Further experiments using different amounts of pellets as inoculum for enzyme production are required to provide more information regarding morphology formation and correlation between morphology and cell efficiency on enzyme production. Higher amounts of pellets used as inoculum produced smaller pellet diameter at the end of 7-day incubation. With large inoculum of 0.25 and 0.5 g/L, the fungus grew to pellet size of 1.0 mm. Stereomicroscope and SEM imagery confirmed that cross sections of dense pellets showed low porosity. Inadequate transfer of oxygen and nutrients were suggested to occur in dense pellets [45]. Limitations of oxygen and substrate transfer resulted in autolysis of fungal cells inside the core of the pellet [46]. Therefore, dense hyphal pellets of 0.25 and 0.5 g/L resulted in more cell debris with reduced enzyme production. At the small inoculum value of 0.025 g/L, fungal pellets grew to 3.5 mm diameter after 7 days with loose hyphae. Large pellets resulted in a low-oxygen area in the core with limited oxygen penetration depth [45]. Consequently, large pellets of 0.025 g/L also showed poor efficiency in enzyme production. At inoculum size of 0.05 g/L, cultures produced highest MnP and laccase production. Pellets observed on day 7 had 2.5 mm diameter and formed more terminal chlamydospore-like structures. The formation of chlamydospore-like structures suggested their involvement as reservoirs to deliver enzymes into the medium [47].
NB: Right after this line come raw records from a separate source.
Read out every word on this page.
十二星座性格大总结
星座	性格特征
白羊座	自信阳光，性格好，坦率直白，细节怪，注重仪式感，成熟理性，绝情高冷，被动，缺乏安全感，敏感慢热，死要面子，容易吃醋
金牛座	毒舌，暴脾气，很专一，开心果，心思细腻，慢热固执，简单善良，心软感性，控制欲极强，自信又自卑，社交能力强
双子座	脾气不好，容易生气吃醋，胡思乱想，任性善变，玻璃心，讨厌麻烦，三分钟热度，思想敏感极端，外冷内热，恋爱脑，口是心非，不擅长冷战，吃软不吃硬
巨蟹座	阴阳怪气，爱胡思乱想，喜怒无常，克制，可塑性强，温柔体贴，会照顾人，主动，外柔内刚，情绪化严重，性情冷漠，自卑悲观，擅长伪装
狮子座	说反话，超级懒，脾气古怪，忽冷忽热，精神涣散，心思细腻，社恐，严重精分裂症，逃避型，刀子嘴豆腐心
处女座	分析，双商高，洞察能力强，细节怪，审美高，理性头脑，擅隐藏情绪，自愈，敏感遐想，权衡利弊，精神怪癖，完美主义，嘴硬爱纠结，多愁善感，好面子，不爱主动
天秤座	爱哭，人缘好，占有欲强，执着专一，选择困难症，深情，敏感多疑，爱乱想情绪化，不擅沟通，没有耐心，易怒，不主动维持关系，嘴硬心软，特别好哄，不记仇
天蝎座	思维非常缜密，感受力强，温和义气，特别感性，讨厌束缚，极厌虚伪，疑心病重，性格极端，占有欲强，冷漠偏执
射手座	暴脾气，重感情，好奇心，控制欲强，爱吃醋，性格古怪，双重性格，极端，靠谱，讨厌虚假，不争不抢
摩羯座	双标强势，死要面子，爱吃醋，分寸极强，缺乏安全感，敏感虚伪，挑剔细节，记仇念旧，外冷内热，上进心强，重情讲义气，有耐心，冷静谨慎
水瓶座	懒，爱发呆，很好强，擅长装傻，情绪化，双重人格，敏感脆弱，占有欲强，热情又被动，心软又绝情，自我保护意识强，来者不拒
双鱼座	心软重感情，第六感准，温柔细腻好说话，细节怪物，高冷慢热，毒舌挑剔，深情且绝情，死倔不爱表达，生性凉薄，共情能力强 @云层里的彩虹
Morphology of the fungal pellets significantly influenced oxygen and substrate transfer [29,44,48]. Our results confirmed that in T. polyzona KU-RNW027, oxygen supply was a critical factor for fungal growth and ligninolytic enzyme production. This fungus required continuous shaking condition and the pellet form gave higher enzyme productivity than mycelial clumps. Our results also suggested that pellet size and morphology of the growth during incubation were critical factors. Inoculum amount impacted on the morphology of pellet growth to obtain optimal pellet size, porosity and chlamydospore-like structure. All these factors related to oxygen balance, substrate transfer and enzyme reservoirs regarding fungal efficiency for MnP and laccase production.